The United States of America today revealed the next scary stage in it's plan for global domination.
Codenamed Falcon, Force Application and Launch from the Continental US, this new weapons system would allow Americans to bomb any nation in the world without their pilots even having to
get out of bed.
US military scientists are working on giant supersonic drone planes capable of flying over 9000 miles to targets and disposable rocket planes to drop big bombs on small countries from space.
The plan was greenlighted by congress following difficulties in generating support amongst allies to join in the recent Iraqi conflict, Gulf War 2: Enduring Freedom.
With ultra long range bombers taking off from US soil there will be no need to bother organising allies and pacifying objections.
"If Frenchie don't like it, then tough titties." said Pentagon Spokesgeneral Orville W. Scheissenpooper before smacking his fist into his palm and adding "They'd better watch it."

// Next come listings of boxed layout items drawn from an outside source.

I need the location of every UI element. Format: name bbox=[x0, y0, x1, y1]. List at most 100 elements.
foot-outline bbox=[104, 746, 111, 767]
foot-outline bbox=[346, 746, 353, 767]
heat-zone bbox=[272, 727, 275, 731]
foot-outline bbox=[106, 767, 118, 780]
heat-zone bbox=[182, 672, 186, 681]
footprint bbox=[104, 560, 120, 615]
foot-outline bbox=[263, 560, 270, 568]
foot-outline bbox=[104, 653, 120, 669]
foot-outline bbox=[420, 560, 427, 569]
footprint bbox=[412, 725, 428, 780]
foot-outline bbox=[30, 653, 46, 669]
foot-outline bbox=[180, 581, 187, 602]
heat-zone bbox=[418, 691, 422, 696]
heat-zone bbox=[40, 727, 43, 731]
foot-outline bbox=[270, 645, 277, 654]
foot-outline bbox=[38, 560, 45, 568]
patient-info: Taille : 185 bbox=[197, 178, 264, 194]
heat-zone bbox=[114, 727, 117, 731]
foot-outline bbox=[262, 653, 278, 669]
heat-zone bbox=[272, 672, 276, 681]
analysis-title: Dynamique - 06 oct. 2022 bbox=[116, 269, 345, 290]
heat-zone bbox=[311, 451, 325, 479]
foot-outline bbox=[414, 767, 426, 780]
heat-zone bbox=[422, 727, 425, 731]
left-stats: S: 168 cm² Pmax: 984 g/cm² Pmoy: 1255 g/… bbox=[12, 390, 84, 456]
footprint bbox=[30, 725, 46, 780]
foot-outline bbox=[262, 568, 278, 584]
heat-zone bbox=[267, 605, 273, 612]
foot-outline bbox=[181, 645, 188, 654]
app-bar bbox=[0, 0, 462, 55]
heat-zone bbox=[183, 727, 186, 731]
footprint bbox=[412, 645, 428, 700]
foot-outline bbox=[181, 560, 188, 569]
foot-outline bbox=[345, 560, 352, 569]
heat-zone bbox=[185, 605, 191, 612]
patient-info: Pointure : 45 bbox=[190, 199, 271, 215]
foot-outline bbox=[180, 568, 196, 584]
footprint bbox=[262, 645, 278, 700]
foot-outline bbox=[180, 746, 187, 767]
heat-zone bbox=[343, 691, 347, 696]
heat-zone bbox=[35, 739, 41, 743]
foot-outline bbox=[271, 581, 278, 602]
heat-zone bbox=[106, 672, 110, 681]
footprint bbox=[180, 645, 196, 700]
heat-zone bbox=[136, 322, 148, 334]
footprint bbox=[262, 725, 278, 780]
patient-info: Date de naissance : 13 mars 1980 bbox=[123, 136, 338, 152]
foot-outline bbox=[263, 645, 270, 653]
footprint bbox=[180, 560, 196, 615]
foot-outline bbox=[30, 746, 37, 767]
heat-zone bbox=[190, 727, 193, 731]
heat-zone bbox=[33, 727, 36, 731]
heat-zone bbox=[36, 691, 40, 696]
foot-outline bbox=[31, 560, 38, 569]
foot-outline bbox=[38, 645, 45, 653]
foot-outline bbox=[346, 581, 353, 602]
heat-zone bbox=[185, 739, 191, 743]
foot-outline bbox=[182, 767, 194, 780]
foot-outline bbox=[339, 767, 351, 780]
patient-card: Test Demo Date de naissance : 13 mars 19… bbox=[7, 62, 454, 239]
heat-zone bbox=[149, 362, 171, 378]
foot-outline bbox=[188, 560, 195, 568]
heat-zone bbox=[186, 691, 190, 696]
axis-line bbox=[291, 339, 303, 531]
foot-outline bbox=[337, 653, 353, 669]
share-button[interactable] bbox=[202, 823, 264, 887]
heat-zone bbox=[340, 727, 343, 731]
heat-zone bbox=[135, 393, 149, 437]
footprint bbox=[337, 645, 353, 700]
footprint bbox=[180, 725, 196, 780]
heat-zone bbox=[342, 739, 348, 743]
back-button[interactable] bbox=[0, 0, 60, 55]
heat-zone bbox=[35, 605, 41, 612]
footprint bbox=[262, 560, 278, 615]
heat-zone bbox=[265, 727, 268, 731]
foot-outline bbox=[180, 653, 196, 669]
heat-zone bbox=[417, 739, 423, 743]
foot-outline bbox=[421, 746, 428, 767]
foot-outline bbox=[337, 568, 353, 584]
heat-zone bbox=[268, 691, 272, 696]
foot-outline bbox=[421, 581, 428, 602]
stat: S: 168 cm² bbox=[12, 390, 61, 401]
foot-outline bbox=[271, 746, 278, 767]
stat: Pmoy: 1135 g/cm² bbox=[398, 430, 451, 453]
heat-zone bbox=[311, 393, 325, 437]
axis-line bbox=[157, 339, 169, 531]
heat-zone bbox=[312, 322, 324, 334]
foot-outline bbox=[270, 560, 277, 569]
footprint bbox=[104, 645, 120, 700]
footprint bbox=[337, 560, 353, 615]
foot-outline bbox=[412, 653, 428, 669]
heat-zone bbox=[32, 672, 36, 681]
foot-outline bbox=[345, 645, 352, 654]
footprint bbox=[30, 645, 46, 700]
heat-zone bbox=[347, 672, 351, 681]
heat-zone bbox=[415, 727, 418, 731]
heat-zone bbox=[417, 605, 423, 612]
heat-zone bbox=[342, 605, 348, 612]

The plan is to drop unpowered, non-nuclear, thousand pound bombs from space. Speed generated through freefall would magnify the bombs effect to a ridiculous degree. "Big baddaboom!" was all one scientist had to say on the matter.
Conventional explosives would not even be required revealed the military, when confronted with fears about dangerous explosives flying willy-nilly through the air.
"A kitten dropped from space would be enough to take out a bunker" said General Scheissenpooper "Think of what we could do with a thousand strategically targetted kittens or maybe one giant cat, like on that email I got!"
With US Army deaths proving unpopular in the otherwise well received conflict it is also hoped that keeping military personnel at home and sending robot planes instead will prove a winner for the Bush Reich.
"Falcon will allow us to deliver maximum whupp-ass to anywhere in the world with minimum risk to US troops" said Scheissenpooper excitedly, grinning like a small neo-imperialist child.